Polda Metro Jaya hari ini menerbitkan buku panduan dan bimbingan SOP penanganan kasus kekerasan perempuan dan anak. Buku itu bakal digunakan penyidik sebagai pedoman dalam menangani kasus kekerasan terhadap perempuan dan anak.
Kapolda Metro Jaya Irjen Fadil Imran mengatakan persoalan kekerasan terhadap perempuan dan anak merupakan kasus yang kompleks dan sensitif. Fadil menyadari banyak anggotanya yang kadang tidak sensitif dalam menangani kasus kekerasan terhadap perempuan.
"Saya sadari sepenuhnya masih banyak anggota polisi yang tidak paham bagaimana menghadapi korban kejahatan kekerasan terhadap perempuan dan anak. Mulai tahap pelaporan sampai tahap penyidikan," kata Fadil kepada wartawan, Selasa (15/2/2022).
SCROLL TO CONTINUE WITH CONTENT
Menurut Fadil, penanganan yang tidak sensitif itu bakal merugikan perempuan yang menjadi korban. Selain itu, citra kepolisian ikut tercoreng oleh tindakan segelintir anggota yang tidak memiliki kepekaan terhadap persoalan kekerasan perempuan dan anak.
"Saya berharap dengan terbitnya buku ini kasus-kasus viktimisasi sekunder yang pernah terjadi di kepolisian dalam bentuk pengabaian laporan, kurang sensitif, pencarian barang bukti, tidak terulang. Mudah-mudahan (anggota) SPKT teman-teman saya yang hadir di sini memahami betul mengapa kejahatan terhadap perempuan dan anak itu perlu mendapat perlakuan khusus," jelas Fadil.
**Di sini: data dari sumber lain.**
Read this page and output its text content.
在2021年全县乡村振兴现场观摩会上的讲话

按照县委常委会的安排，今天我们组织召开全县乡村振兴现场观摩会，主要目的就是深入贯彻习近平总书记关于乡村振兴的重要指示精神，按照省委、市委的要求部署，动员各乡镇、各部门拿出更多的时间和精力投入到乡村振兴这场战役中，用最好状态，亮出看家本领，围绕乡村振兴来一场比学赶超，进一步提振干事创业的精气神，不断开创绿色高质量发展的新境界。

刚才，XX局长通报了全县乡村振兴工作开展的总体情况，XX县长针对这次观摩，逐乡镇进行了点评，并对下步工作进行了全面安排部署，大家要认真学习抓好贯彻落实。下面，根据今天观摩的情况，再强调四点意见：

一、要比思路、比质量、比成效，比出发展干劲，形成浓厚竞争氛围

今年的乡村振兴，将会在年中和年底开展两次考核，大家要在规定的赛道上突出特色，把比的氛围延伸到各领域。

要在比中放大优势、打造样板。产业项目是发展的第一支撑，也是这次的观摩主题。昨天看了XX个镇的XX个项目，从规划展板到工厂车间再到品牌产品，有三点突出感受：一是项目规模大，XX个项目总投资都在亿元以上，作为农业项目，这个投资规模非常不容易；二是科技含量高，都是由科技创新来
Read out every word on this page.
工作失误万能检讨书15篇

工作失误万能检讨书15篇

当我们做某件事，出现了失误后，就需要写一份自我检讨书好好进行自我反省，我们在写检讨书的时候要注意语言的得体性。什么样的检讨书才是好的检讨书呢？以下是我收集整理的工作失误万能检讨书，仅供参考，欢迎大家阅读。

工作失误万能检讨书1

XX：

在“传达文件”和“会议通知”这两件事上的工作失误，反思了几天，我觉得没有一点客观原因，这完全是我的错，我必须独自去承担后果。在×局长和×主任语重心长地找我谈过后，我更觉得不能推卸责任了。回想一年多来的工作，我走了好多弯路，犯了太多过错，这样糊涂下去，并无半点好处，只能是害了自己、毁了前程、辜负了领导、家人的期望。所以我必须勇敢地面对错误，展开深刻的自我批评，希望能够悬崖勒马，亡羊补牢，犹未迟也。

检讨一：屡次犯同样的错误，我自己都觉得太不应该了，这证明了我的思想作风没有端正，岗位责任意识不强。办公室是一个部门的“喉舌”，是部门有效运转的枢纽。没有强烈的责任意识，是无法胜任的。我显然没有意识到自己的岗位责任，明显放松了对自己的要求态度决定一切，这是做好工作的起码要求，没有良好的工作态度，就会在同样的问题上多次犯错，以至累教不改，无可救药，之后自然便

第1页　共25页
Fadil lalu berbicara tentang posisi perempuan dalam konstruksi masyarakat Indonesia. Menurutnya, secara struktural, posisi perempuan dianggap tidak setara dengan laki-laki.
Hal itu terkadang secara tidak langsung terbawa dalam penanganan kasus kekerasan terhadap perempuan. Perempuan yang menjadi korban kekerasan justru mengalami proses tidak menyenangkan ketika membuat laporan di polisi.
Fadil berharap, lewat buku panduan yang telah disusun ini, stigma terhadap perempuan bisa berubah hingga penanganan kasus kekerasan yang menimpa perempuan dan anak bisa menjadi lebih baik.
"Dua aspek ini, kalau dipahami polisi, ini sudah luar biasa. Melakukan interaksi di satu sisi dia (perempuan korban kekerasan) berada di posisi yang lemah. Di sisi lain sebagai korban kejahatan secara primer dia mengalami kerugian dan traumatik," terang Fadil.
"Jadi ketika orang menjadi korban kejahatan, terviktimisasi secara primer pasti mengalami. Saya berharap terviktimisasi akibat berinteraksi dengan penegak hukum di kantor polisi itu tidak terjadi," tambahnya.
Mantan Kapolda Jatim ini pun sempat menyinggung soal kasus viral keluarga korban pencabulan di Bekasi yang sempat dicueki ketika membuat laporan. Fadil berharap peristiwa seperti itu tidak terulang kembali.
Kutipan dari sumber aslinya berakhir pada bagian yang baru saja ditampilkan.